In regard to the knee in point seven penultimate line by way of clarification Mr Bond had similar pain in both knees and the findings were similar for both knees. That would indicate to me that there has been no acceleration in the natural processes which not with occurs with age in the right knee as the left knee appears to be degenerating at the same rate (not time).


He continued:

Dr Benanzio notes that according to the medical evidence available to him on 4 September 1978 Mr Bond sustained an injury to the antero medial aspect of the right tibia at the junction of the middle and lower thirds. He was looking for copies of relevant medical documentation. If that is the case then that area was some way from the knee.


In this matter the opinions of Dr Millens do not support the case put forward by the applicant and the reports of Dr Benanzio at best leave the matter open. The applicant in cross-examination stated he could not remember every detail of his army service and this is to be expected.
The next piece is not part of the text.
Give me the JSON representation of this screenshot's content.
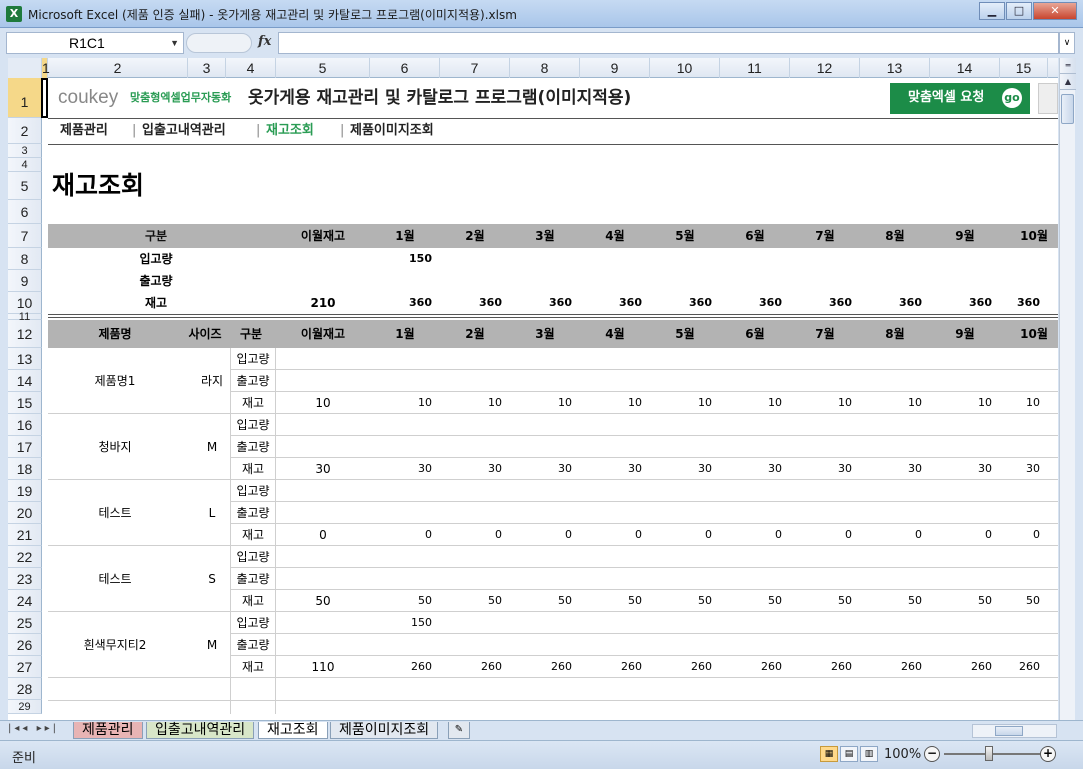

However, his evidence is contradictory in many respects and we do not accept that he would fail to mention a squash injury on two occasions namely on admission to hospital in 1977 and when initially examined on behalf of the Department of Veterans' Affairs if it was as debilitating as he now claims.

Likewise we find that he is exaggerating the effects of his motor cycle accident in 1978. We therefore prefer to base our findings on contemporaneous documents and find further that the only relevant medical opinion is the opinions of Dr Millens. We are therefore satisfied on the balance of probability that the applicant's diseases of lumbar spondilosis and osteo-arthritis right knee were not caused or contributed to by any incident or incidents in his defence service. The decision under review is therefore affirmed.